JPMorgan Chase (NYSE:JPM) will cut 5,000 jobs of its workforce next year as part of its initiatives to reduce costs and become more efficient, Wall Street Journal reported, citing people familiar with the situation.
Shares of JPMorgan slid 0.6 percent to $65.79 at 2:33 p.m. in New York. The stock is up 5 percent so far this year.
The most recent phase of layoffs began earlier this year and would eliminate at least 2 percent of JPMorgan's workforce, according to the newspaper. The bank has already cut at least 1,000 of those jobs, a source told Dow Jones.
JPMorgan—which has 5,570 branches—has moved to emphasize technology and rely less on human tellers. Its chief executive officer Jamie Dimon said recently that the bank's average branch would lose one employee over the next two years.
However, the cuts affect all of JPMorgan's major business units, the Journal reported.
The employees laid off or in consideration to be laid off range in seniority, from junior analysts up to managing directors who can often earn six- or seven-figure annual pay packages, people familiar with the bank told WSJ.
The company cut 7,900 mortgage jobs and left certain businesses last year. It has slimmed its workforce to about 240,000 employees, with cuts in 11 of the last 12 quarters, according to WSJ.
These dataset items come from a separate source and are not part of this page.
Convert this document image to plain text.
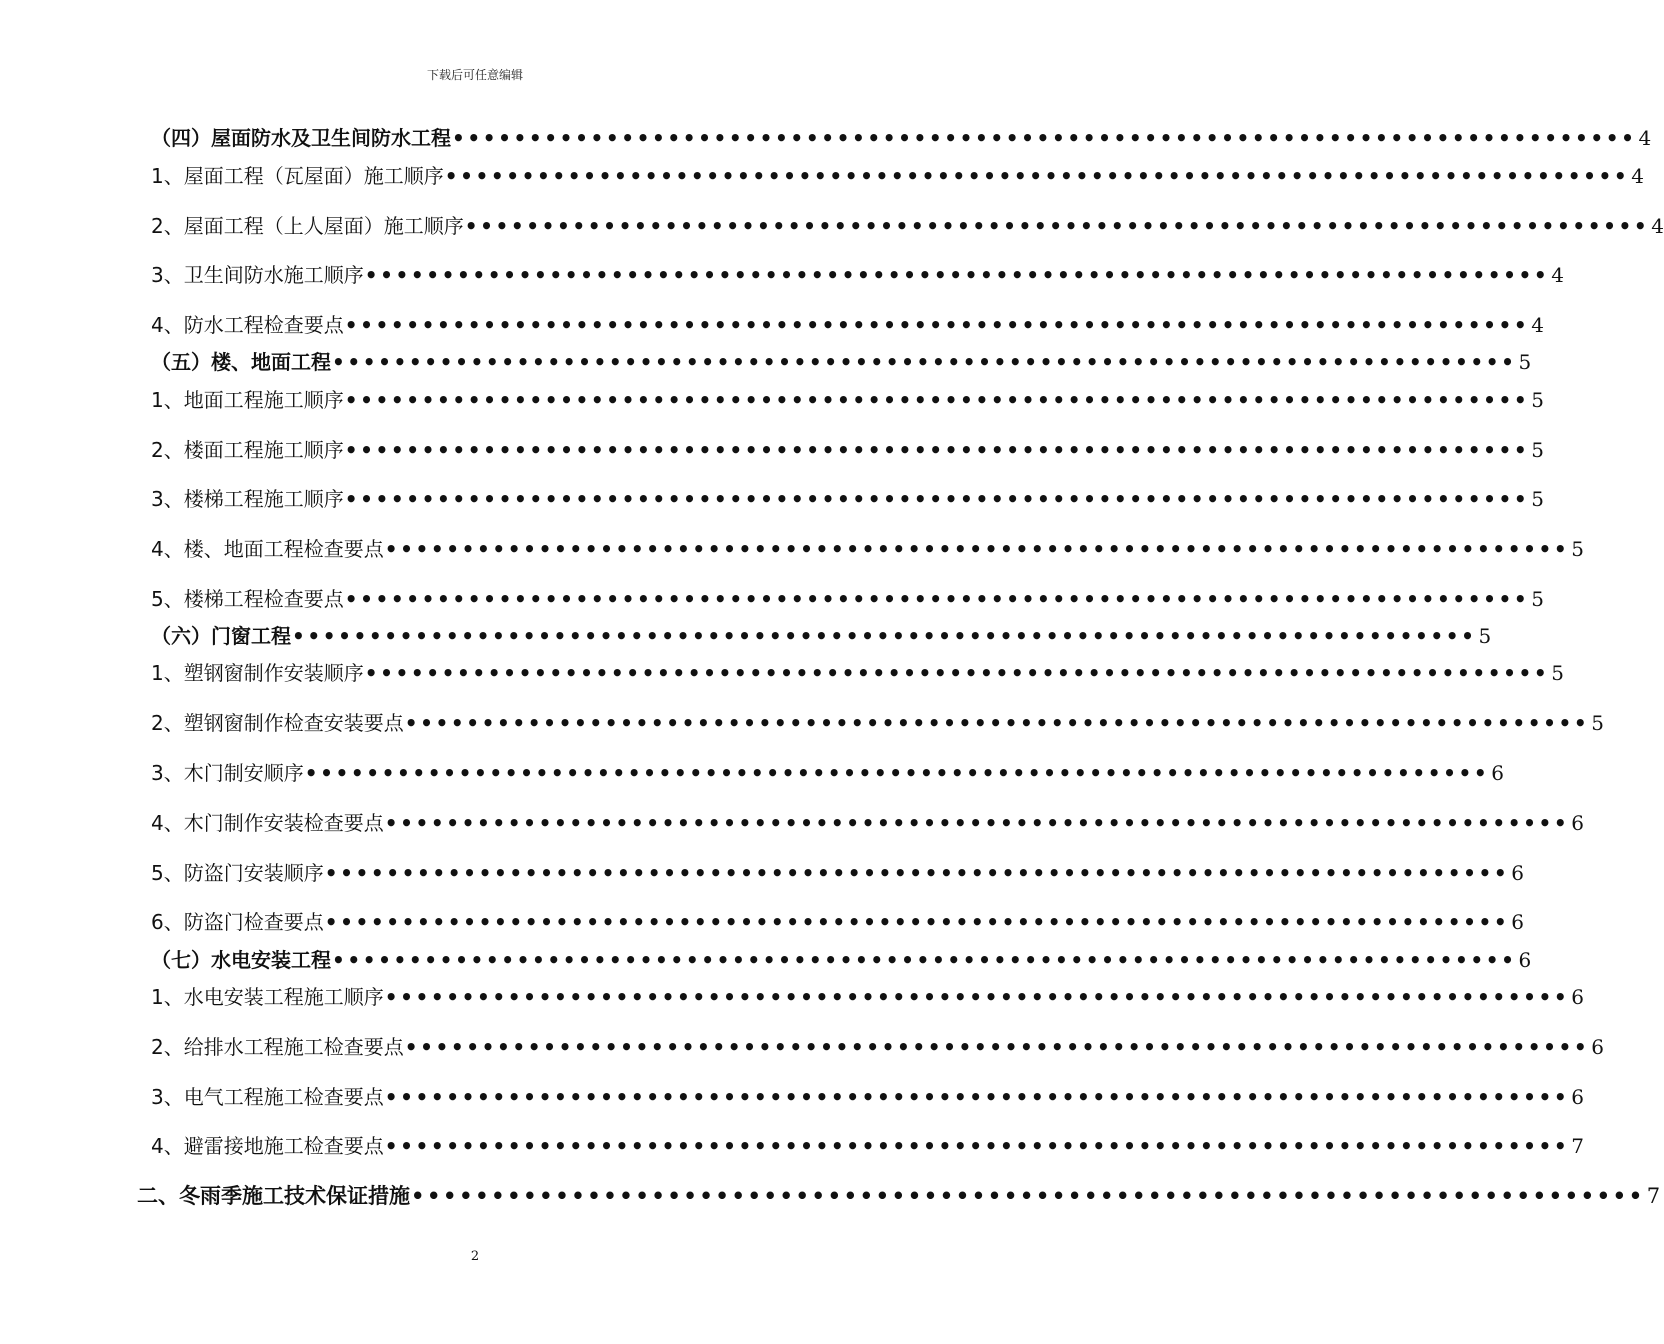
下载后可任意编辑
（四）屋面防水及卫生间防水工程 ••••••••••••••••••••••••••••••••••••••••••••••••••••••••••••••••••••••••••••• 4
1、屋面工程（瓦屋面）施工顺序 ••••••••••••••••••••••••••••••••••••••••••••••••••••••••••••••••••••••••••••• 4
2、屋面工程（上人屋面）施工顺序 ••••••••••••••••••••••••••••••••••••••••••••••••••••••••••••••••••••••••••••• 4
3、卫生间防水施工顺序 ••••••••••••••••••••••••••••••••••••••••••••••••••••••••••••••••••••••••••••• 4
4、防水工程检查要点 ••••••••••••••••••••••••••••••••••••••••••••••••••••••••••••••••••••••••••••• 4
（五）楼、地面工程 ••••••••••••••••••••••••••••••••••••••••••••••••••••••••••••••••••••••••••••• 5
1、地面工程施工顺序 ••••••••••••••••••••••••••••••••••••••••••••••••••••••••••••••••••••••••••••• 5
2、楼面工程施工顺序 ••••••••••••••••••••••••••••••••••••••••••••••••••••••••••••••••••••••••••••• 5
3、楼梯工程施工顺序 ••••••••••••••••••••••••••••••••••••••••••••••••••••••••••••••••••••••••••••• 5
4、楼、地面工程检查要点 ••••••••••••••••••••••••••••••••••••••••••••••••••••••••••••••••••••••••••••• 5
5、楼梯工程检查要点 ••••••••••••••••••••••••••••••••••••••••••••••••••••••••••••••••••••••••••••• 5
（六）门窗工程 ••••••••••••••••••••••••••••••••••••••••••••••••••••••••••••••••••••••••••••• 5
1、塑钢窗制作安装顺序 ••••••••••••••••••••••••••••••••••••••••••••••••••••••••••••••••••••••••••••• 5
2、塑钢窗制作检查安装要点 ••••••••••••••••••••••••••••••••••••••••••••••••••••••••••••••••••••••••••••• 5
3、木门制安顺序 ••••••••••••••••••••••••••••••••••••••••••••••••••••••••••••••••••••••••••••• 6
4、木门制作安装检查要点 ••••••••••••••••••••••••••••••••••••••••••••••••••••••••••••••••••••••••••••• 6
5、防盗门安装顺序 ••••••••••••••••••••••••••••••••••••••••••••••••••••••••••••••••••••••••••••• 6
6、防盗门检查要点 ••••••••••••••••••••••••••••••••••••••••••••••••••••••••••••••••••••••••••••• 6
（七）水电安装工程 ••••••••••••••••••••••••••••••••••••••••••••••••••••••••••••••••••••••••••••• 6
1、水电安装工程施工顺序 ••••••••••••••••••••••••••••••••••••••••••••••••••••••••••••••••••••••••••••• 6
2、给排水工程施工检查要点 ••••••••••••••••••••••••••••••••••••••••••••••••••••••••••••••••••••••••••••• 6
3、电气工程施工检查要点 ••••••••••••••••••••••••••••••••••••••••••••••••••••••••••••••••••••••••••••• 6
4、避雷接地施工检查要点 ••••••••••••••••••••••••••••••••••••••••••••••••••••••••••••••••••••••••••••• 7
二、冬雨季施工技术保证措施 ••••••••••••••••••••••••••••••••••••••••••••••••••••••••••••••••••••••••••••• 7
2
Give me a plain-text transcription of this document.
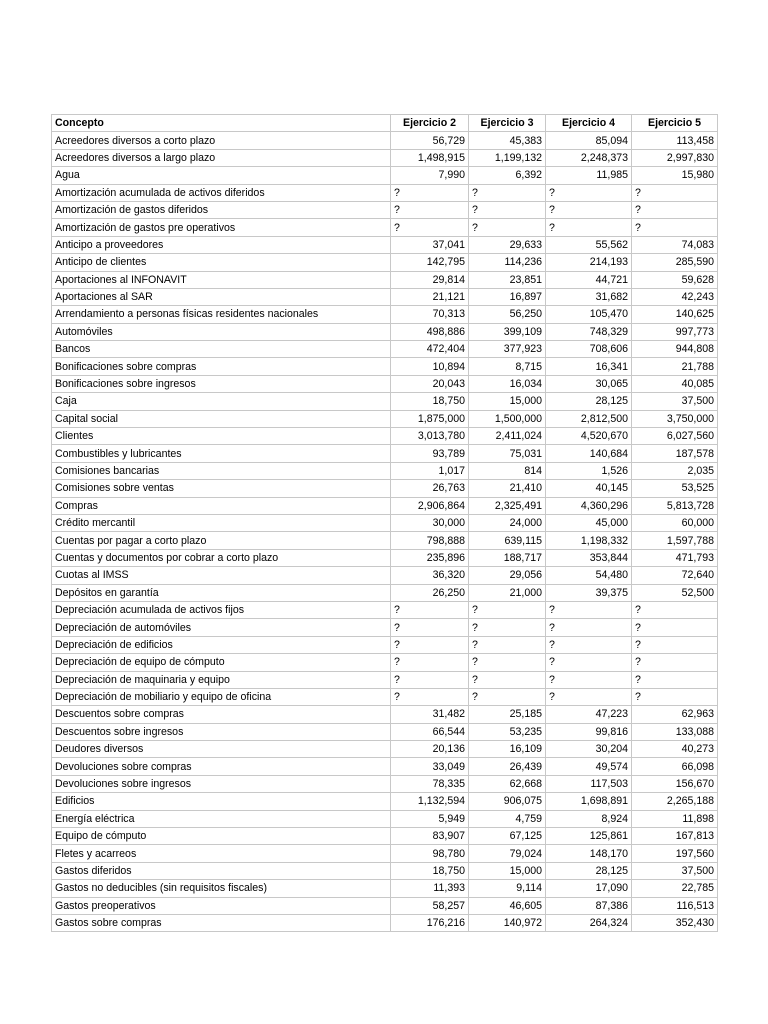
Concepto	Ejercicio 2	Ejercicio 3	Ejercicio 4	Ejercicio 5
Acreedores diversos a corto plazo	56,729	45,383	85,094	113,458
Acreedores diversos a largo plazo	1,498,915	1,199,132	2,248,373	2,997,830
Agua	7,990	6,392	11,985	15,980
Amortización acumulada de activos diferidos	?	?	?	?
Amortización de gastos diferidos	?	?	?	?
Amortización de gastos pre operativos	?	?	?	?
Anticipo a proveedores	37,041	29,633	55,562	74,083
Anticipo de clientes	142,795	114,236	214,193	285,590
Aportaciones al INFONAVIT	29,814	23,851	44,721	59,628
Aportaciones al SAR	21,121	16,897	31,682	42,243
Arrendamiento a personas físicas residentes nacionales	70,313	56,250	105,470	140,625
Automóviles	498,886	399,109	748,329	997,773
Bancos	472,404	377,923	708,606	944,808
Bonificaciones sobre compras	10,894	8,715	16,341	21,788
Bonificaciones sobre ingresos	20,043	16,034	30,065	40,085
Caja	18,750	15,000	28,125	37,500
Capital social	1,875,000	1,500,000	2,812,500	3,750,000
Clientes	3,013,780	2,411,024	4,520,670	6,027,560
Combustibles y lubricantes	93,789	75,031	140,684	187,578
Comisiones bancarias	1,017	814	1,526	2,035
Comisiones sobre ventas	26,763	21,410	40,145	53,525
Compras	2,906,864	2,325,491	4,360,296	5,813,728
Crédito mercantil	30,000	24,000	45,000	60,000
Cuentas por pagar a corto plazo	798,888	639,115	1,198,332	1,597,788
Cuentas y documentos por cobrar a corto plazo	235,896	188,717	353,844	471,793
Cuotas al IMSS	36,320	29,056	54,480	72,640
Depósitos en garantía	26,250	21,000	39,375	52,500
Depreciación acumulada de activos fijos	?	?	?	?
Depreciación de automóviles	?	?	?	?
Depreciación de edificios	?	?	?	?
Depreciación de equipo de cómputo	?	?	?	?
Depreciación de maquinaria y equipo	?	?	?	?
Depreciación de mobiliario y equipo de oficina	?	?	?	?
Descuentos sobre compras	31,482	25,185	47,223	62,963
Descuentos sobre ingresos	66,544	53,235	99,816	133,088
Deudores diversos	20,136	16,109	30,204	40,273
Devoluciones sobre compras	33,049	26,439	49,574	66,098
Devoluciones sobre ingresos	78,335	62,668	117,503	156,670
Edificios	1,132,594	906,075	1,698,891	2,265,188
Energía eléctrica	5,949	4,759	8,924	11,898
Equipo de cómputo	83,907	67,125	125,861	167,813
Fletes y acarreos	98,780	79,024	148,170	197,560
Gastos diferidos	18,750	15,000	28,125	37,500
Gastos no deducibles (sin requisitos fiscales)	11,393	9,114	17,090	22,785
Gastos preoperativos	58,257	46,605	87,386	116,513
Gastos sobre compras	176,216	140,972	264,324	352,430
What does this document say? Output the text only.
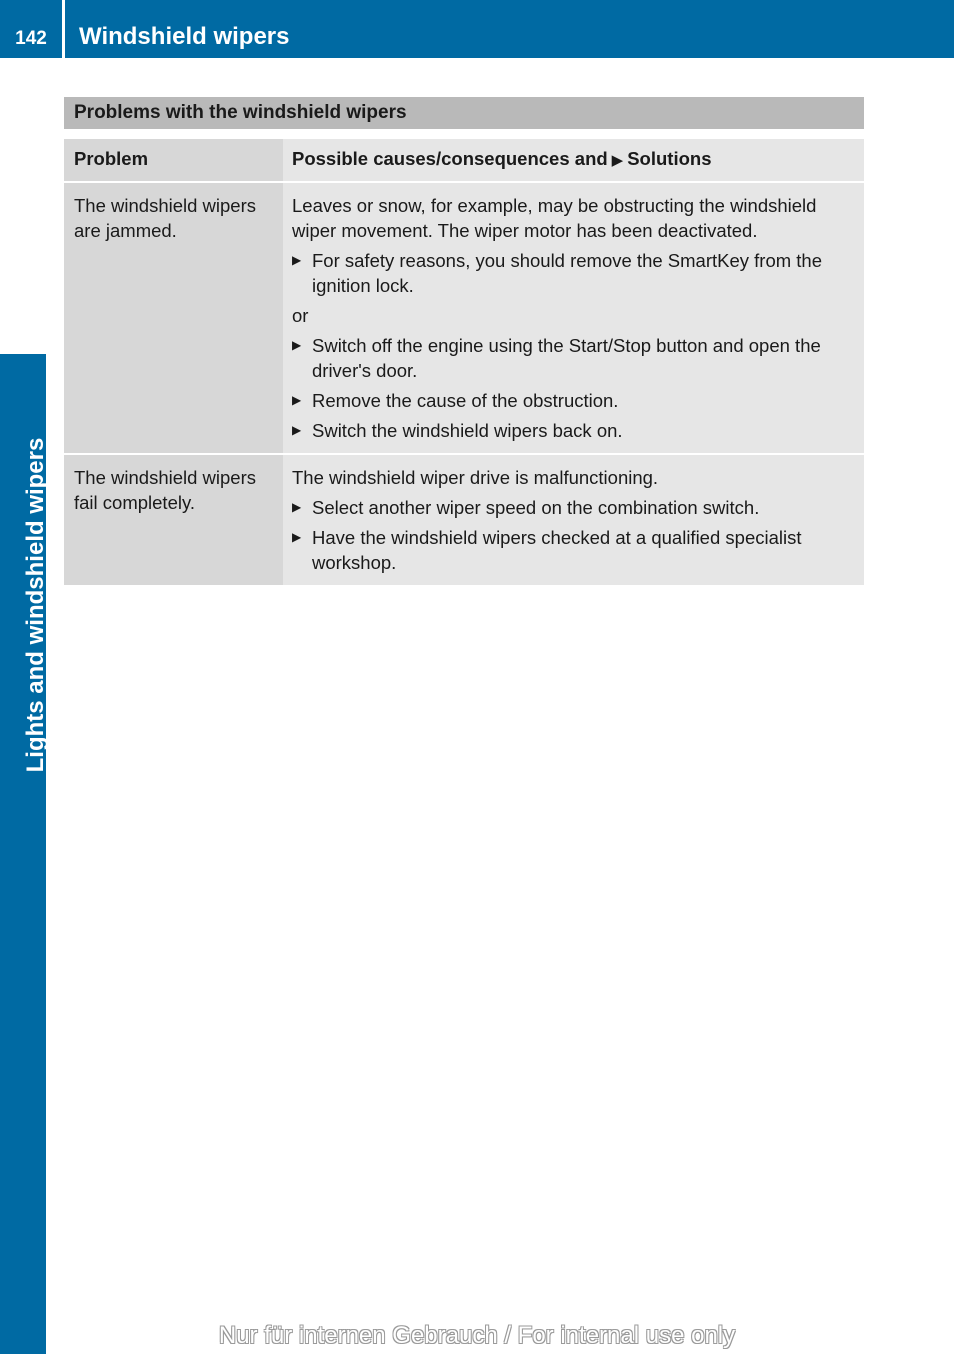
142	Windshield wipers
Lights and windshield wipers
Problems with the windshield wipers
Problem	Possible causes/consequences and ▶ Solutions
The windshield wipers are jammed.

Leaves or snow, for example, may be obstructing the windshield wiper movement. The wiper motor has been deactivated.

▶ For safety reasons, you should remove the SmartKey from the ignition lock.
or
▶ Switch off the engine using the Start/Stop button and open the driver's door.
▶ Remove the cause of the obstruction.
▶ Switch the windshield wipers back on.
The windshield wipers fail completely.

The windshield wiper drive is malfunctioning.

▶ Select another wiper speed on the combination switch.
▶ Have the windshield wipers checked at a qualified specialist workshop.
Nur für internen Gebrauch / For internal use only
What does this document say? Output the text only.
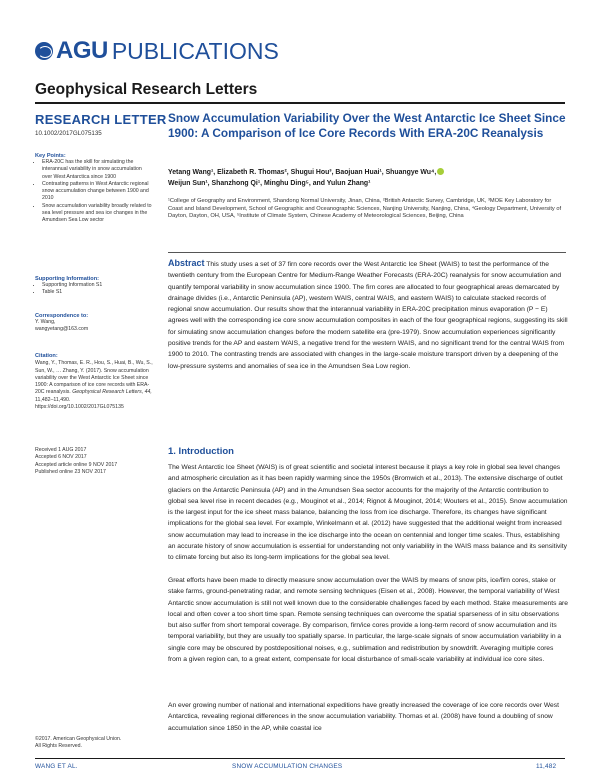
AGU PUBLICATIONS
Geophysical Research Letters
RESEARCH LETTER
10.1002/2017GL075135
Key Points:
• ERA-20C has the skill for simulating the interannual variability in snow accumulation over West Antarctica since 1900
• Contrasting patterns in West Antarctic regional snow accumulation change between 1900 and 2010
• Snow accumulation variability broadly related to sea level pressure and sea ice changes in the Amundsen Sea Low sector
Supporting Information:
• Supporting Information S1
• Table S1
Correspondence to:
Y. Wang,
wangyetang@163.com
Citation:
Wang, Y., Thomas, E. R., Hou, S., Huai, B., Wu, S., Sun, W., … Zhang, Y. (2017). Snow accumulation variability over the West Antarctic Ice Sheet since 1900: A comparison of ice core records with ERA-20C reanalysis. Geophysical Research Letters, 44, 11,482–11,490. https://doi.org/10.1002/2017GL075135
Received 1 AUG 2017
Accepted 6 NOV 2017
Accepted article online 9 NOV 2017
Published online 23 NOV 2017
©2017. American Geophysical Union.
All Rights Reserved.
Snow Accumulation Variability Over the West Antarctic Ice Sheet Since 1900: A Comparison of Ice Core Records With ERA-20C Reanalysis
Yetang Wang¹, Elizabeth R. Thomas², Shugui Hou³, Baojuan Huai¹, Shuangye Wu⁴,
Weijun Sun¹, Shanzhong Qi¹, Minghu Ding⁵, and Yulun Zhang¹
¹College of Geography and Environment, Shandong Normal University, Jinan, China, ²British Antarctic Survey, Cambridge, UK, ³MOE Key Laboratory for Coast and Island Development, School of Geographic and Oceanographic Sciences, Nanjing University, Nanjing, China, ⁴Geology Department, University of Dayton, Dayton, OH, USA, ⁵Institute of Climate System, Chinese Academy of Meteorological Sciences, Beijing, China
Abstract This study uses a set of 37 firn core records over the West Antarctic Ice Sheet (WAIS) to test the performance of the twentieth century from the European Centre for Medium-Range Weather Forecasts (ERA-20C) reanalysis for snow accumulation and quantify temporal variability in snow accumulation since 1900. The firn cores are allocated to four geographical areas demarcated by drainage divides (i.e., Antarctic Peninsula (AP), western WAIS, central WAIS, and eastern WAIS) to calculate stacked records of regional snow accumulation. Our results show that the interannual variability in ERA-20C precipitation minus evaporation (P − E) agrees well with the corresponding ice core snow accumulation composites in each of the four geographical regions, suggesting its skill for simulating snow accumulation changes before the modern satellite era (pre-1979). Snow accumulation experiences significantly positive trends for the AP and eastern WAIS, a negative trend for the western WAIS, and no significant trend for the central WAIS from 1900 to 2010. The contrasting trends are associated with changes in the large-scale moisture transport driven by a deepening of the low-pressure systems and anomalies of sea ice in the Amundsen Sea Low region.
1. Introduction
The West Antarctic Ice Sheet (WAIS) is of great scientific and societal interest because it plays a key role in global sea level changes and atmospheric circulation as it has been rapidly warming since the 1950s (Bromwich et al., 2013). The extensive discharge of outlet glaciers on the Antarctic Peninsula (AP) and in the Amundsen Sea sector accounts for the majority of the Antarctic contribution to global sea level rise in recent decades (e.g., Mouginot et al., 2014; Rignot & Mouginot, 2014; Wouters et al., 2015). Snow accumulation is the largest input for the ice sheet mass balance, balancing the loss from ice discharge. Therefore, its changes have significant implications for the global sea level. For example, Winkelmann et al. (2012) have suggested that the additional weight from increased snow accumulation may lead to increase in the ice discharge into the ocean on centennial and longer time scales. Thus, establishing an accurate history of snow accumulation is essential for understanding not only variability in the WAIS mass balance and its sensitivity to climate forcing but also its long-term implications for the global sea level.
Great efforts have been made to directly measure snow accumulation over the WAIS by means of snow pits, ice/firn cores, stake or stake farms, ground-penetrating radar, and remote sensing techniques (Eisen et al., 2008). However, the temporal variability of West Antarctic snow accumulation is still not well known due to the considerable challenges faced by each method. Stake measurements are local and often cover a too short time span. Remote sensing techniques can overcome the spatial sparseness of in situ observations but also suffer from short temporal coverage. By comparison, firn/ice cores provide a long-term record of snow accumulation and its temporal variability, but they are usually too spatially sparse. In particular, the large-scale signals of snow accumulation variability in a single core may be obscured by postdepositional noises, e.g., sublimation and redistribution by snowdrift. Averaging multiple cores from a given region can, to a great extent, compensate for local disturbance of small-scale variability at individual ice core sites.
An ever growing number of national and international expeditions have greatly increased the coverage of ice core records over West Antarctica, revealing regional differences in the snow accumulation variability. Thomas et al. (2008) have found a doubling of snow accumulation since 1850 in the AP, while coastal ice
WANG ET AL.	SNOW ACCUMULATION CHANGES	11,482
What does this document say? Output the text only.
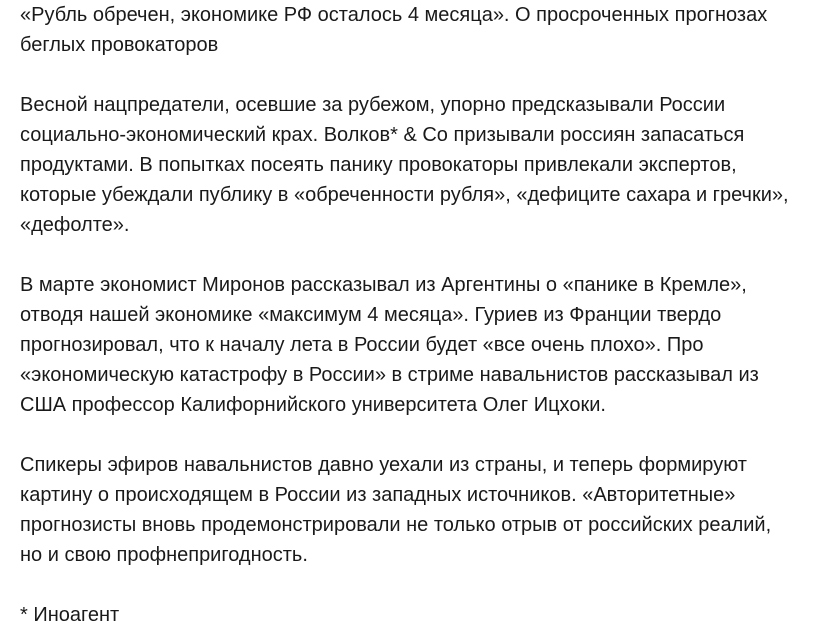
«Рубль обречен, экономике РФ осталось 4 месяца». О просроченных прогнозах
беглых провокаторов

Весной нацпредатели, осевшие за рубежом, упорно предсказывали России
социально-экономический крах. Волков* & Co призывали россиян запасаться
продуктами. В попытках посеять панику провокаторы привлекали экспертов,
которые убеждали публику в «обреченности рубля», «дефиците сахара и гречки»,
«дефолте».

В марте экономист Миронов рассказывал из Аргентины о «панике в Кремле»,
отводя нашей экономике «максимум 4 месяца». Гуриев из Франции твердо
прогнозировал, что к началу лета в России будет «все очень плохо». Про
«экономическую катастрофу в России» в стриме навальнистов рассказывал из
США профессор Калифорнийского университета Олег Ицхоки.

Спикеры эфиров навальнистов давно уехали из страны, и теперь формируют
картину о происходящем в России из западных источников. «Авторитетные»
прогнозисты вновь продемонстрировали не только отрыв от российских реалий,
но и свою профнепригодность.

* Иноагент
Still, JPMorgan hires about 40,000 employees annually, according to the report.
The number of total employees may hold steady over the next year if business conditions allow hiring in areas including wealth management, a person with knowledge of the plans told Bloomberg.
Last year, JPMorgan relocated employees to less expensive space. The bank also changed third party contracts as part of its cost-cutting measures. JPMorgan expects its expenses to decline to approximately $57 billion this year from $58.5 billion in 2014.
Bank of America (NYSE:BAC), the second-biggest lender, will have to reduce expenses further in its markets division unless revenue begins to improve, chief executive officer Brian Moynihan said on Wednesday.